L'inviato dell'ONU ha ricordato ai membri del Consiglio che la governance in Siria è debole o addirittura assente in alcune aree. Anni di conflitto hanno lasciato il sistema sanitario in rovina o distrutto. Gli operatori sanitari, le attrezzature mediche e le forniture sono gravemente carenti.

“Sono anche molto consapevole del rischio di esposizione e impatto sulle donne siriane, che sono in prima linea nei sistemi di assistenza sanitaria e di comunità. A questo virus non importa se vivi o no in aree controllate dal governo. Non discrimina e mette in pericolo tutti i siriani ", ha dichiarato Pedersen.

Secondo lui, un periodo di calma duratura assicurato da un cessate il fuoco su scala nazionale è necessario per consentire la cooperazione in prima linea. E questo cessate il fuoco deve essere "adesso", ha detto.

Ha ricordato che il 5 marzo i presidenti turchi Erdogan e il russo Putin hanno concordato che tutte le operazioni militari lungo le linee di contatto sarebbero cessate nella regione di Idlib nella Siria nordoccidentale. Da allora, la violenza è diminuita in modo significativo, in particolare nelle aree degli attacchi aerei e delle operazioni a terra. Gli incidenti sporadici continuano, coinvolgendo tutte le parti.

Rischio di ripresa delle ostilità

Ma, sia nella Siria nord-orientale che nella parte nord-occidentale, "esiste un rischio reale di rinnovate ostilità", ha dichiarato l'inviato dell'ONU.

"Se ciò accadesse, i pericoli preesistenti per i civili sarebbero moltiplicati per la pandemia e il virus si diffonderebbe come un incendio, con effetti devastanti sul popolo siriano, in termini umanitari, sociali ed economici", ha detto. ha avvertito.

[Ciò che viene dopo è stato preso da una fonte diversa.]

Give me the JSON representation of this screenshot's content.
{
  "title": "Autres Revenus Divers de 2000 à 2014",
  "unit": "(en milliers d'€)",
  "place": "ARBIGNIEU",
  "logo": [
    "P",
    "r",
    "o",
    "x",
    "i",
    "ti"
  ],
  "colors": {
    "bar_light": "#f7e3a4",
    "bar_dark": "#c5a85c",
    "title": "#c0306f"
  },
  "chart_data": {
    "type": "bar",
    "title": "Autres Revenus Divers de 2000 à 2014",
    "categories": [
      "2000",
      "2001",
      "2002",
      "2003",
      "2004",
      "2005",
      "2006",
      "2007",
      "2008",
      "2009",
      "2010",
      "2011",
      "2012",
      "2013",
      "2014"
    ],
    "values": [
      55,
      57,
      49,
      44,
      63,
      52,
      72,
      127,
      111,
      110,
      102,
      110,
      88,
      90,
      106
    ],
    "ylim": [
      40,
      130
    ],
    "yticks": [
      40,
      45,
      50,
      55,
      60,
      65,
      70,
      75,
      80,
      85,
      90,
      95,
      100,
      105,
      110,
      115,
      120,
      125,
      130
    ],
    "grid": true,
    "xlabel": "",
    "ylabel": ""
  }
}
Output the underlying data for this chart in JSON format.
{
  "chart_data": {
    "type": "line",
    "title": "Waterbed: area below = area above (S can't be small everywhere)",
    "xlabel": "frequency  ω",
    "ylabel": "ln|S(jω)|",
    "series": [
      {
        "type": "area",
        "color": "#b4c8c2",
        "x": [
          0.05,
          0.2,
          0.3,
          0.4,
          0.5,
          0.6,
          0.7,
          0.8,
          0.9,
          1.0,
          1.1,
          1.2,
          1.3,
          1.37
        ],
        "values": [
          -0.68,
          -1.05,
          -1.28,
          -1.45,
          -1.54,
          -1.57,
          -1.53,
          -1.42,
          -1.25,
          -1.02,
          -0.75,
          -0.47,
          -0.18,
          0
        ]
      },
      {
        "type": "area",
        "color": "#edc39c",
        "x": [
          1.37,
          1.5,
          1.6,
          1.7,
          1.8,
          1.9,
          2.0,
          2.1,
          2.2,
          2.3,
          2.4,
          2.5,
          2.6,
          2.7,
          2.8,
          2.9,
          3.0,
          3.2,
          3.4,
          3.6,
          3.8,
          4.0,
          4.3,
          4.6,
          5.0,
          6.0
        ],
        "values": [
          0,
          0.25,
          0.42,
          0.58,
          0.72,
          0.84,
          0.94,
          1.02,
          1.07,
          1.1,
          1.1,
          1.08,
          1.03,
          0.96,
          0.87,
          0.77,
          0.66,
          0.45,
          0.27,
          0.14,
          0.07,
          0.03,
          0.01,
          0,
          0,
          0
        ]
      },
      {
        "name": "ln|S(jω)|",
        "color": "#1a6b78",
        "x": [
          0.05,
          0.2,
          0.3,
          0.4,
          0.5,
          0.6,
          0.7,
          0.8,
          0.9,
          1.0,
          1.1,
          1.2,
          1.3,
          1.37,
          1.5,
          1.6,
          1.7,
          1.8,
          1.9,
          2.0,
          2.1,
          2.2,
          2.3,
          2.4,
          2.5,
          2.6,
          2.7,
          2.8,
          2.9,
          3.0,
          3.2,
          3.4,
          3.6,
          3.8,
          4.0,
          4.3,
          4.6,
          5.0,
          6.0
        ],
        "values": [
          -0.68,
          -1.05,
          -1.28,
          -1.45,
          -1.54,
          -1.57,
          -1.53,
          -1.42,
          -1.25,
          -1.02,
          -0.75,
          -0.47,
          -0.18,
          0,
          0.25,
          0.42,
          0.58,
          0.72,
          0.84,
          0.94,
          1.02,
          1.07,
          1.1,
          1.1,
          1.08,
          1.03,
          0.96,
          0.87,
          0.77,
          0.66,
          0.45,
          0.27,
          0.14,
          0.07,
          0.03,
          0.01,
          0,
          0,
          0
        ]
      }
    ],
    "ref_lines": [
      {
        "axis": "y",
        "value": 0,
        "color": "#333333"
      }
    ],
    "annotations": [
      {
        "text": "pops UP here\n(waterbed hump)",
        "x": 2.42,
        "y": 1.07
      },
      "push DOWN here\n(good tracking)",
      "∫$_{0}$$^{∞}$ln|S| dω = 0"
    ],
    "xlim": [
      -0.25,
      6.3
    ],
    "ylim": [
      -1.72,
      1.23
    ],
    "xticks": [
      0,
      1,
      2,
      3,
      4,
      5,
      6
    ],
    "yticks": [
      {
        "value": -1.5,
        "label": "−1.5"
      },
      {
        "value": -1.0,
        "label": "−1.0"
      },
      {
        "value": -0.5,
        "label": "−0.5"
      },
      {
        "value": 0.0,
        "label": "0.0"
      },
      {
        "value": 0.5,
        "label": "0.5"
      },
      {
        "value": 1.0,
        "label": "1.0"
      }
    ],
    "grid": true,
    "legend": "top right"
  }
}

"Il virus potrebbe rimbalzare oltre i confini internazionali. Tutti noi abbiamo la responsabilità di evitare questo scenario, cementando gli accordi esistenti come parte di un cessate il fuoco nazionale globale ", ha aggiunto.

Al di là di un cessate il fuoco nazionale, l'inviato delle Nazioni Unite ha affermato che è necessario fare molto di più per combattere la pandemia.

Ha osservato che il governo siriano ha adottato misure sempre più importanti per combattere il Covid-19. Grandi parti del paese sono ora soggette a vari gradi di coprifuoco, gli spazi pubblici sono chiusi e i sistemi sanitari sono in fase di preparazione il più possibile.

Anche la coalizione di opposizione siriana e altre autorità di fatto in aree al di fuori del controllo del governo hanno preso provvedimenti. Anche la società civile siriana, comprese le organizzazioni guidate da donne, si sta mobilitando contro questa minaccia.

"Prendo atto di questi sforzi e esorto il governo siriano e tutte le autorità di fatto a essere trasparenti nei loro rapporti su come Covid-19 colpisca tutti i siriani", ha affermato Pedersen.